Note: if the contents of a manifest change in only inconsequential ways, such as JSON formatting changes, then those changes will not trigger any new downloads or ClassLoader staging. The is because the manifest JSON is normalized prior to computing its checksum to determine if any changes have occurred.

Error Handling

If there is an exception in creating the initial ClassLoader, such as being unable to retrieve the manifest at the specified URL, or if a resource does not match its checksum in the manifest, then a ContextClassLoaderException is thrown. If there is an exception when updating the classloader, then the exception is logged and the classloader is not updated. Calls to getClassLoader(String context) will return the most recent classloader with valid contents.

The property general.custom.classloader.ccl.update.grace.minutes determines how long the update process continues to return the most recent valid classloader when an exception occurs in the background update thread. A zero value (default) will cause the most recent valid classloader to be returned. Otherwise, if a non-zero number is configured, then monitoring will stop after the update has failed for that number of minutes. Once monitoring has stopped, any subsequent calls to getClassLoader(String context) will behave as it would during an initial request, throwing a ContextClassLoaderException if the manifest cannot be retrieved or a ClassLoader cannot be constructed at that time.

Cleanup

Because the cache directory is shared among multiple processes, and one process can't know what the other processes are doing, this class cannot always clean up the shared cache directory of unused resources automatically. It is left to the user to remove unused files from the cache. The local storage is organized into several directories, which are explained here to aid in understanding when unused files can be safely removed.

Manifests

The manifests directory contents are always safe to delete, but doing so may impair troubleshooting. This directory contains copies of any downloaded manifests, but the behavior of the factory does not depend on the existence of these files.

Resources

The resources directory contains a shared pool of remote resource files that have been fetched for all manifests. The files in this directory are safe to delete any time. However, some considerations should be made:

Deleting resources that are still needed will cause them to be downloaded again the next time they are needed, which may cause an increase in network activity.
If any of the removed files had hard-linked “copies” in the working directory, the newly downloaded copy will increase the total amount of storage (whereas the original would have shared storage space with the hard-linked “copies”).

Working

The working directory contains temporary files for files currently being downloaded, and temporary directories containing hard-linked “copies” of files from the resources directory. These files and directories contain the process ID (PID) for the process that created them. Normally, these files are automatically cleaned up, but if a process is killed before that can happen, they may be left behind. The files with the PID in them can safely be removed, so long as the process that created them has been terminated.

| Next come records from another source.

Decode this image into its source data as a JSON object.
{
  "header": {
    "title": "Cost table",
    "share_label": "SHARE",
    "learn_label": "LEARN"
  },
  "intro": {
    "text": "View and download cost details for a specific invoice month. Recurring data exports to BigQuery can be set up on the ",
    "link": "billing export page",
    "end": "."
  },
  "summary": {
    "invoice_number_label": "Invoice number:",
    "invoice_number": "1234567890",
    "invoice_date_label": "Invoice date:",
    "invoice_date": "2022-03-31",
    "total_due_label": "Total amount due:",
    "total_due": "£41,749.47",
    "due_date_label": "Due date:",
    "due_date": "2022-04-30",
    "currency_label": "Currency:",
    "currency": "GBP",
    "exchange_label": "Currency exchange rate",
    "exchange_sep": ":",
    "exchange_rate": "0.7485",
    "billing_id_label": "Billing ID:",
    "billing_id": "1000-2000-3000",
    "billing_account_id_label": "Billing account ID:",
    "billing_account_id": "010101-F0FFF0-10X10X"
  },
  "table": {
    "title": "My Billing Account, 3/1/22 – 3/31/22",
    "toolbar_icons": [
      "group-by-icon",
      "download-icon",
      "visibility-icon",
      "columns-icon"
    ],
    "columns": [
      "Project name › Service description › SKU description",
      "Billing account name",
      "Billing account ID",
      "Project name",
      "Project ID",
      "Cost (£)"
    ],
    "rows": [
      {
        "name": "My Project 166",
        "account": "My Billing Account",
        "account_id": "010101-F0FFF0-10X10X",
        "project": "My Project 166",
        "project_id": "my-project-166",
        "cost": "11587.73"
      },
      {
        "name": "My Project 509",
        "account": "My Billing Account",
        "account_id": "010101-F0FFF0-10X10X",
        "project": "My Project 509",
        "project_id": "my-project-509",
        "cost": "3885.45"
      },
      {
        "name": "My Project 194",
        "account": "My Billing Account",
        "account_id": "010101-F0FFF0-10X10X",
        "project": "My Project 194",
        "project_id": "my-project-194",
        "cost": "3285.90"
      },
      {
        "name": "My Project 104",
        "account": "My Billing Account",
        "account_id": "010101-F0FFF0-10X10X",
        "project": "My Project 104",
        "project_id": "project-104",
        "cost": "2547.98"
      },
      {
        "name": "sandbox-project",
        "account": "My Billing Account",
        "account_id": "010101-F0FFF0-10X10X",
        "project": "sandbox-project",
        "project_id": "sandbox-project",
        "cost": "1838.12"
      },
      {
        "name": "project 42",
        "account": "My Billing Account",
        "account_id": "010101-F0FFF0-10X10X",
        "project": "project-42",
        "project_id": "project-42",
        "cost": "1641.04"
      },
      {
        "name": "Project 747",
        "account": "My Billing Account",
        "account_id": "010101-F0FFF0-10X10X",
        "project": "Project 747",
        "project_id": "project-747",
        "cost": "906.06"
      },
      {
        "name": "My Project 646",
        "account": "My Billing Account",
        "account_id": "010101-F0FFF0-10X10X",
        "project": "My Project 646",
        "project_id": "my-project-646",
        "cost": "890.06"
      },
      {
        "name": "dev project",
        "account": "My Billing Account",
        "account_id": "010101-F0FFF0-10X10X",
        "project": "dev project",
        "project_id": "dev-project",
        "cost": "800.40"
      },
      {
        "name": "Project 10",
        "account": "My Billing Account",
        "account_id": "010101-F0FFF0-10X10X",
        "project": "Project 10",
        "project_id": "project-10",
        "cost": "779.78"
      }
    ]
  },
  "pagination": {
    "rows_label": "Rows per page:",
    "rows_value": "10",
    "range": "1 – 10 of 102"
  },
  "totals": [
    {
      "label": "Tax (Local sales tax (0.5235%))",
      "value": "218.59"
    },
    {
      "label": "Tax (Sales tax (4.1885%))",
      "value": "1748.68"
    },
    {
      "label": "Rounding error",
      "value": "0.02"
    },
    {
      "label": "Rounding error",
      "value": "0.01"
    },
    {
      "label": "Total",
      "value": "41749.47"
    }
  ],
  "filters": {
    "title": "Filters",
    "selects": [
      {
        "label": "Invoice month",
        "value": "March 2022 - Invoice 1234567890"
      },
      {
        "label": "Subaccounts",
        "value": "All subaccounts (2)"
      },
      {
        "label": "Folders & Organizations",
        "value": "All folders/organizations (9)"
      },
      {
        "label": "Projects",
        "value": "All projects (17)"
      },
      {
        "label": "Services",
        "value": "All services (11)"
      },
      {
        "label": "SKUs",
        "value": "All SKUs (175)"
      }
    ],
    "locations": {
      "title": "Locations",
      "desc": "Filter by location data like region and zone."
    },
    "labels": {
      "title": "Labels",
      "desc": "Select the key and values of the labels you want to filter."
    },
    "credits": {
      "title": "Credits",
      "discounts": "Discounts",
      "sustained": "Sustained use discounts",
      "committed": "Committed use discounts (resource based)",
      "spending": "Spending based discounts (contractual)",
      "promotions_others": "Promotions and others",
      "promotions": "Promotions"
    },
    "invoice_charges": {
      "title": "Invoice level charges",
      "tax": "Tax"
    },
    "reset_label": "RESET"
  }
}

This directory also contains files that do not contain a PID. These files end with the .downloading suffix and exist to signal across processes that a resource file is currently being downloaded by a process. These files are very small, containing only the PID of the most recent process to attempt downloading the file. They are removed when a download completes, or whenever the next time the corresponding resource file is used, if it has already been successfully downloaded by a previously failed process. Removing them won't break the application in any way, but doing so may result in a redundant download, which can result in increased network activity or storage space (see the previous section for considerations regarding the resources directory).